Step 4. Assess Options and Choose Policy: the fourth step is a more thorough assessment of policy, where an analyst engages in the kind of detailed study that is most conventionally called “policy analysis.” This assessment often invokes the most positivist methods, as we discussed in Units 6 and 7 and as discussed in your text. Many of these techniques are sophisticated and intensive, such as the narrative analysis described in Chapter 6 of Clemons and McBeth or the quantitative economic analyses taught in many policy analysis courses. Reports are the common outcome of options assessment, and the goal of this fourth step is to select a policy to implement.

Step 5. Evaluate Policy Outcomes: the final step in policy analysis, which corresponds to the final stage in the policy wheel, is policy evaluation. This analysis examines the policy outputs and ambient policy outcomes to answer such questions as, did the policy work out as planned? Are there better options out there? Or, Should the policy be revised or ended?

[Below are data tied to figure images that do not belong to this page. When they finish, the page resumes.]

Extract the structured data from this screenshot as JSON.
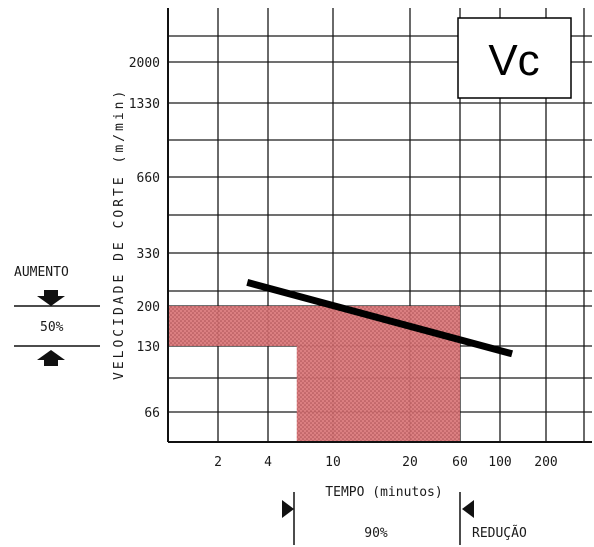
{
  "chart_data": {
    "type": "line",
    "title": "Vc",
    "xlabel": "TEMPO (minutos)",
    "ylabel": "VELOCIDADE DE CORTE (m/min)",
    "x_scale": "log",
    "y_scale": "log",
    "x_ticks": [
      2,
      4,
      10,
      20,
      60,
      100,
      200
    ],
    "y_ticks": [
      66,
      130,
      200,
      330,
      660,
      1330,
      2000
    ],
    "series": [
      {
        "x": [
          3,
          120
        ],
        "y": [
          250,
          120
        ]
      }
    ],
    "regions": [
      {
        "kind": "horizontal-band",
        "y": [
          130,
          200
        ],
        "x_to": 60,
        "color": "#d9787a"
      },
      {
        "kind": "vertical-band",
        "x": [
          6,
          60
        ],
        "y_to": 130,
        "color": "#d9787a"
      }
    ],
    "grid": true
  },
  "annotations": {
    "aumento": "AUMENTO",
    "aumento_pct": "50%",
    "reducao": "REDUÇÃO",
    "reducao_pct": "90%"
  }
}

As discussed in Unit 1, policy evaluations can occur prospectively (what do we expect to happen?), formatively (while a policy is in place), or summatively (after a policy is assumed to have matured).

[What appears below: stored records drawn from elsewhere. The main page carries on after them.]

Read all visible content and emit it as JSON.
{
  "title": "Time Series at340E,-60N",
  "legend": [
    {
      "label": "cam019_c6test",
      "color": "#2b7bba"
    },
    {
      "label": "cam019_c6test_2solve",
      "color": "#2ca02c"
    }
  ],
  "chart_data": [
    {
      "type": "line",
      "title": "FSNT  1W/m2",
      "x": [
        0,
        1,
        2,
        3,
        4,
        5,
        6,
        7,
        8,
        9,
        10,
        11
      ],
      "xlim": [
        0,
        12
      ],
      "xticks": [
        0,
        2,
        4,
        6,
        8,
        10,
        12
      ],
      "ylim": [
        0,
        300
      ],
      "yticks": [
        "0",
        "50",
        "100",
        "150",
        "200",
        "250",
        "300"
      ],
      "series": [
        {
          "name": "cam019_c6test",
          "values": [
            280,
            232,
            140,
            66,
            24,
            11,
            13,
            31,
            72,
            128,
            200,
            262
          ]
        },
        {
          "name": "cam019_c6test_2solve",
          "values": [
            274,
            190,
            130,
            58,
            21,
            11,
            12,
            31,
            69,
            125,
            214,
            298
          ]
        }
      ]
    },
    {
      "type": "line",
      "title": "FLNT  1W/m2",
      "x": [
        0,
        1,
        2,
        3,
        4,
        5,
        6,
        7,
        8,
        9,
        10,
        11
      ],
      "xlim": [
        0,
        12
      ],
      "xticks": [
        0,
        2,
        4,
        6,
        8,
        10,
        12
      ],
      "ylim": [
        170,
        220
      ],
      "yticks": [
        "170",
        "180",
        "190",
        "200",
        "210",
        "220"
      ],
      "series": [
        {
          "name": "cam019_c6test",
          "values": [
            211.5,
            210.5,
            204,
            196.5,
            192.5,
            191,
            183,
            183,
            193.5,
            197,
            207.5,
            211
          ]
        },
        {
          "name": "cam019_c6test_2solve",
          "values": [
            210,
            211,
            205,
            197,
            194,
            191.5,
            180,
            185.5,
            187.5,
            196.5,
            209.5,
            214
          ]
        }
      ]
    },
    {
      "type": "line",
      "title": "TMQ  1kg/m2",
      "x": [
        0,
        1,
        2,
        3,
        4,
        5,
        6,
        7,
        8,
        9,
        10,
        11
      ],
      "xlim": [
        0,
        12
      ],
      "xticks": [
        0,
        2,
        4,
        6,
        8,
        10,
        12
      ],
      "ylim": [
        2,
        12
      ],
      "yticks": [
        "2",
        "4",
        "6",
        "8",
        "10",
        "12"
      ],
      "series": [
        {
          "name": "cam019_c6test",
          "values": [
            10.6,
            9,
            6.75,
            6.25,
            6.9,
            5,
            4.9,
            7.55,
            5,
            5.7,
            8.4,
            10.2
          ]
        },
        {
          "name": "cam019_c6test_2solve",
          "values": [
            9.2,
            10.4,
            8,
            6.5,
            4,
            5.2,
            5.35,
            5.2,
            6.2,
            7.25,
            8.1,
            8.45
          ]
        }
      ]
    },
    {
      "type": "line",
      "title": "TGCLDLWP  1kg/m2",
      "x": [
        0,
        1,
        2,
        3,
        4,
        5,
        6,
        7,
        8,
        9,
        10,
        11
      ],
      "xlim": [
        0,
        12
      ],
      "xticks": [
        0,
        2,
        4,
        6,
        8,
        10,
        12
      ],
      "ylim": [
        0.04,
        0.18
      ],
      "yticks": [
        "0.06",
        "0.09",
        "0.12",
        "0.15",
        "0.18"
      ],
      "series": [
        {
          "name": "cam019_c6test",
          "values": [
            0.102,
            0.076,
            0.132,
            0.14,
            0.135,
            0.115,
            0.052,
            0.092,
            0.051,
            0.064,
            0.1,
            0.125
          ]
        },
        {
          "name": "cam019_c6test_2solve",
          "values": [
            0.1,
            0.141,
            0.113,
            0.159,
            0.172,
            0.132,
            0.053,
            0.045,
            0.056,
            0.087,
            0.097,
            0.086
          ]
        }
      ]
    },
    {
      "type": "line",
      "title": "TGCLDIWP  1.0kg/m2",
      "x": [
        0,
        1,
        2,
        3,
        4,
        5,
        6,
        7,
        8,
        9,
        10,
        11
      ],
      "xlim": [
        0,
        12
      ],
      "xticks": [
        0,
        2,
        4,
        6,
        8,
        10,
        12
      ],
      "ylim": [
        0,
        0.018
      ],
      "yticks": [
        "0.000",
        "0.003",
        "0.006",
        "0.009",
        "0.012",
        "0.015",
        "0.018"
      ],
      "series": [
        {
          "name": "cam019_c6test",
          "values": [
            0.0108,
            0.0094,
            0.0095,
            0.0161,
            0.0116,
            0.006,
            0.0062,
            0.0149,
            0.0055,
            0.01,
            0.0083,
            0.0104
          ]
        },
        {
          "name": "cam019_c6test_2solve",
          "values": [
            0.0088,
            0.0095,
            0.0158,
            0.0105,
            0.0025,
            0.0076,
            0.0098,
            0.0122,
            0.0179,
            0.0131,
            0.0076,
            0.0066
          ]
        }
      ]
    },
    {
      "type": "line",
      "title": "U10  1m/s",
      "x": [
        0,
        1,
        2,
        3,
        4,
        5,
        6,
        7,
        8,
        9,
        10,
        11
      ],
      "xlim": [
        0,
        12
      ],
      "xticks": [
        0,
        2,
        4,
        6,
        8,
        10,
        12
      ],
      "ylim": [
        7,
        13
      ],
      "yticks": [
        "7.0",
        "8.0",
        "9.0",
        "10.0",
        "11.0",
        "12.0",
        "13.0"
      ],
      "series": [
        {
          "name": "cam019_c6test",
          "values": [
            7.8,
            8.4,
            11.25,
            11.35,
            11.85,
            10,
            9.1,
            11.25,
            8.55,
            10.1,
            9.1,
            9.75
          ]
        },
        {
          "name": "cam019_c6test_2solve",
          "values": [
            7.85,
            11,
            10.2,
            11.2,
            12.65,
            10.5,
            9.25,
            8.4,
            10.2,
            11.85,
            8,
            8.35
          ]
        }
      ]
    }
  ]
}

Democracy and Public Policy The final chapter of your text by Clemons and McBeth devotes its focus to two intertwined questions: How democratic is policy making, and what can create and sustain this democratic quality? A policy analyst not only faces these questions as choices in her or his everyday work; more fundamentally, the analyst answers these questions in the way that s/he thinks about decision-making authority and how much public participation should be part of the policy process.

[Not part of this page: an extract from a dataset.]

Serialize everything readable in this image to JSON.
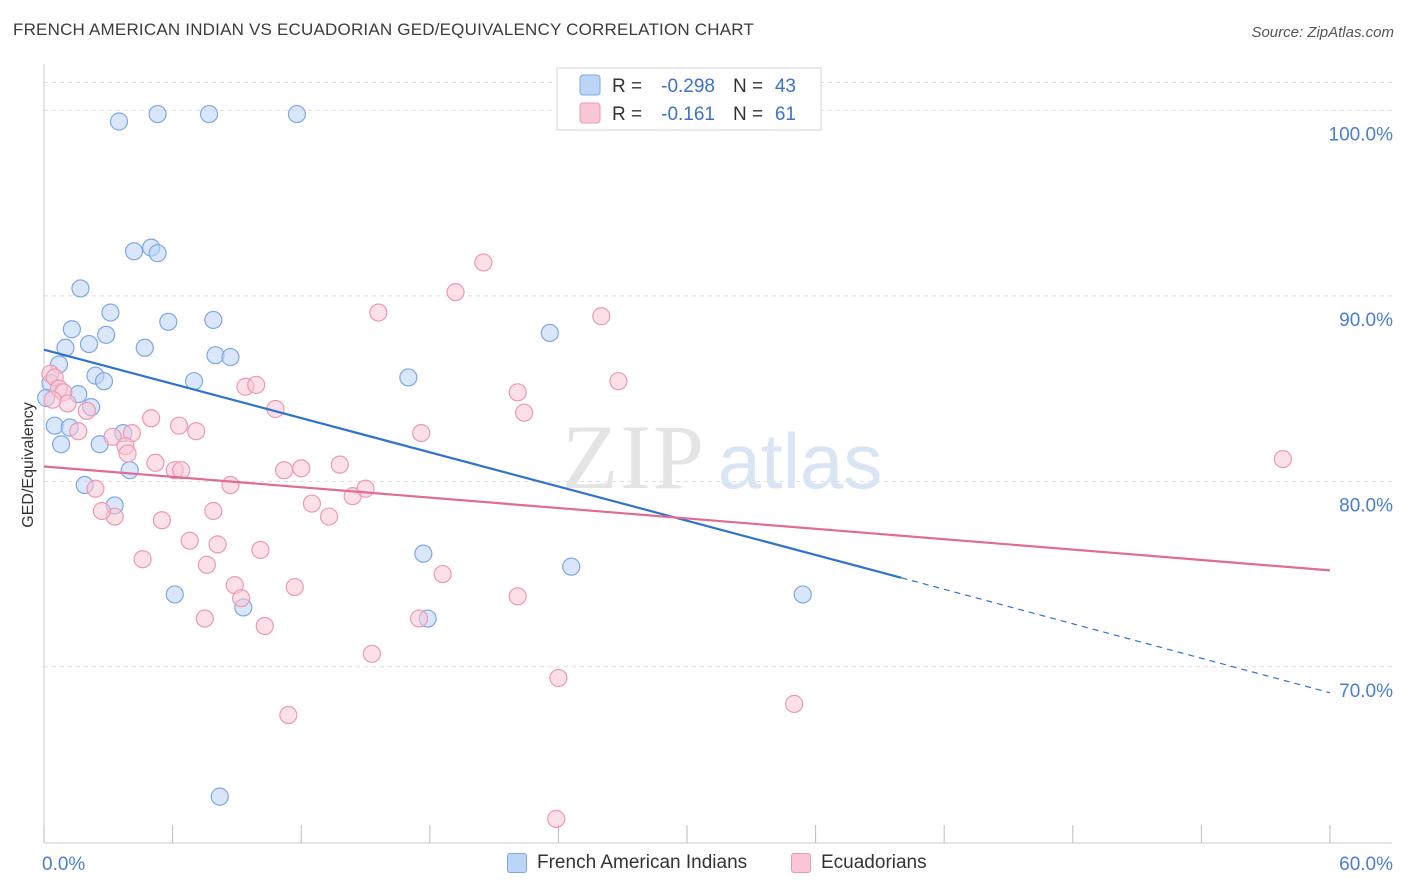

A policy analyst informed by 21st Century scholarship must recognize and practice a few things: Reality is relative, based upon the individual describing it and the perspective that s/he is trying to get across; Technical methods can yield incisive analysis, but their insights are conditional upon the way one sees a problem and its acceptable solutions; and Environmental policy analysis is the process of finding politically acceptable and effective solutions to complex, ongoing problems that society is only beginning to understand causally. Clemons and McBeth refer to this policy analysis perspective as a post- positivist-inspired, political, nonrational approach to a rational methodology. In other words, they want to recognize that policy is infused with politics at every stage; that people’s views on problems and solutions is heavily influenced by their experiences and interests; and that the best policy analysis uses methods that account for these policy realities, even when undertaking systematic assessments of policy options.

The Policy Wheel Revisited Rarely will there be only one acceptable or appropriate alternative. Not only will different options appeal to various interested parties, but two or more alternatives may bring roughly the similar results. None of these alternatives is likely to be perfect, as problems are rarely solved. More often their severity is reduced, the burden is more even distributed, or they are replaced by less severe problems. (from Carl Patton and David Sawicki, Basic Methods of Policy Analysis and Planning, p. 35).

Continued The point is that public policy is best treated as unfolding when our habits, knowledge, and available solutions are changing rapidly. Consequently, we should treat policy making as an iterative or trial-and- error process. For this reason, the policy stages model organized into a cycle is conceptually convenient and helpful. Although its view of the policy process is normative (given that policy stages are often fuzzier, more nonlinear, and interdependent than the model suggests), it gives us a way to think about being able to go back to the drawing board as needed or desired.